Dopo il primo libro Demi-monde (Nem 2020), Silvia Righi, poetessa 30enne di Rio Saliceto, ha recentemente consegnato alle stampe una seconda raccolta intitolata Ex voto suscepto che inaugura la collana Remedia, che cerca di indagare i confini tra arte e scrittura, fondata da Maria Luce Cacciaguerra e Tommaso Di Dio in collaborazione con la casa editrice Il Pungitopo. “Il libro è uscito da poco e si può trovare sia nelle librerie fisiche che digitali, ed è corredato da alcune tavole dell’artista Mattia Barbieri che ha cercato di restituire l’immaginario ibrido di questi versi che mettono in relazione il sacro e il corpo, il desiderio e il miracolo”.
Silvia, quando nasce la tua passione per la poesia?
“È nata in maniera assolutamente casuale. Ho avuto il privilegio di nascere in una famiglia in cui non mancavano i libri, ma c’era quasi solo un volume di poesia ed era una raccolta di versi di Federico Garcia Lorca. Molte di quelle immagini perturbanti e intense mi rimasero impresse, e da lì iniziai una ricerca abbastanza anarchica e destrutturata di versi che potessero darmi le stesse sensazioni”.
Quando hai iniziato a scrivere delle tue poesie e che genere di versi scrivi?
“Ho iniziato verso la prima media. Penso che sia complesso parlare di genere in poesia perché il livello di sperimentazione è più alto rispetto a quello della prosa, e di conseguenza i confini sono più labili. Nella mia poesia, ad esempio, ci sono diversi elementi connessi al desiderio e al corpo, ma non per questo la definirei erotica, oppure personaggi e situazioni surreali, ma non la potrei chiamare fantastica. In generale, mi interessa creare una poesia che metta alla prova il linguaggio e che sia abitata da una tensione costante”.
Di cosa parli nelle tue opere?
“Principalmente delle mie ossessioni. Il desiderio come strumento di conoscenza e percezione della realtà, ad esempio, è sempre stata una chiave di scrittura importante. Mi sono interrogata spesso su che tipo di specchio fosse, su quali possibilità potesse racchiudere e costruire. Di conseguenza, altri temi centrali per me sono il corpo e l’identità, soprattutto nella relazione con la violenza, il sacro e i legami famigliari. In questo contesto, c’è un io certo, ma ci sono anche personaggi che sono una costante reincarnazione della mia percezione del maschile e del femminile, e attraverso i quali veicolo una prospettiva che vorrei fosse plurima”.

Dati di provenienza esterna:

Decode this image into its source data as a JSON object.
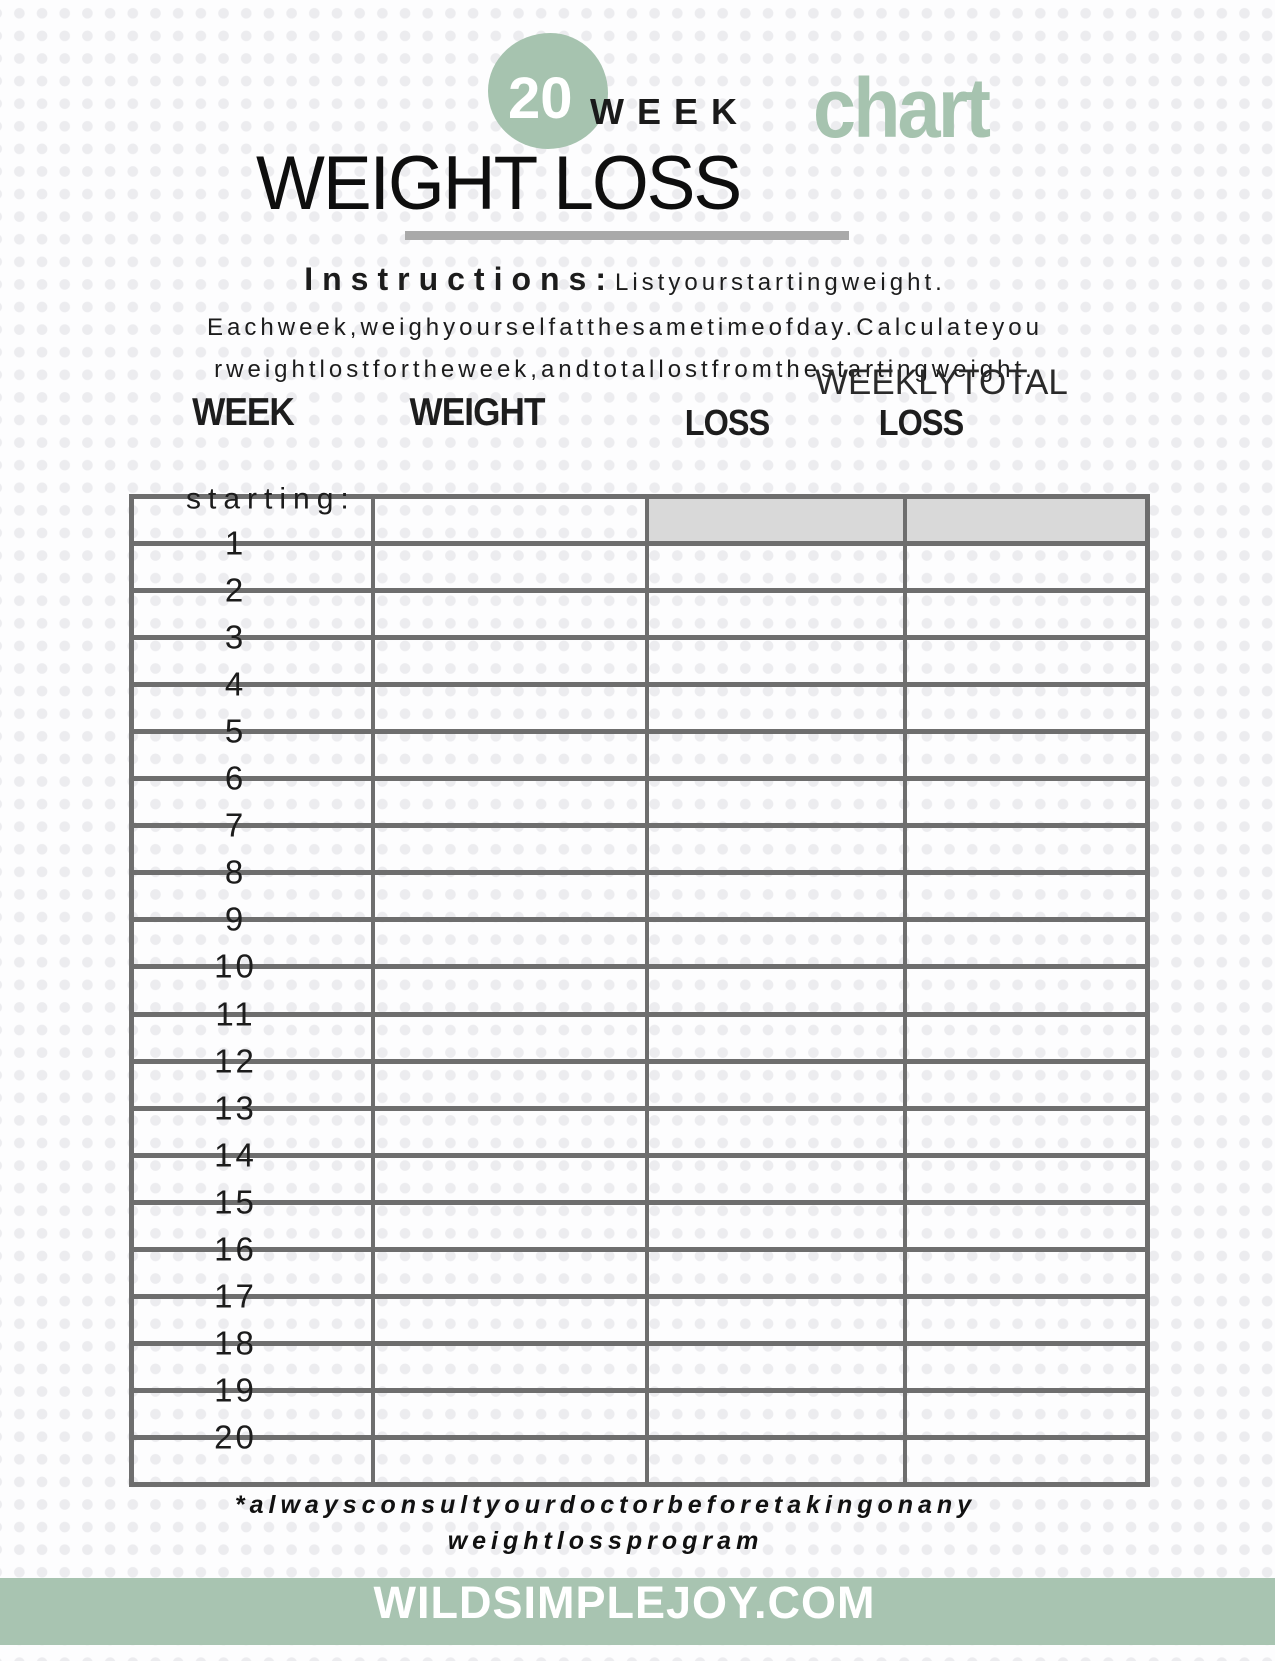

Dalla scrittura poetica sono nati altri progetti?
“Sì, la poesia mi ha portato naturalmente a esplorare il territorio del racconto. Ne ho pubblicati diversi e poi ho sentito l’esigenza di costruire un’architettura di immaginario e di pensiero più articolata, che mantenesse la densità linguistica della poesia ma mi permettesse di strutturare un mondo e dei personaggi con un respiro più ampio. Si è trattato anche di una prova, in realtà, per capire quanto fossi in grado ancora di scavare dentro mie determinate ossessioni e esigenze estetiche, accedendo però da un’altra porta, modificando la prospettiva”.
Un tuo desiderio legato alla scrittura per il futuro?
“Riuscire a scrivere qualcosa di indimenticabile, per me e per gli altri”.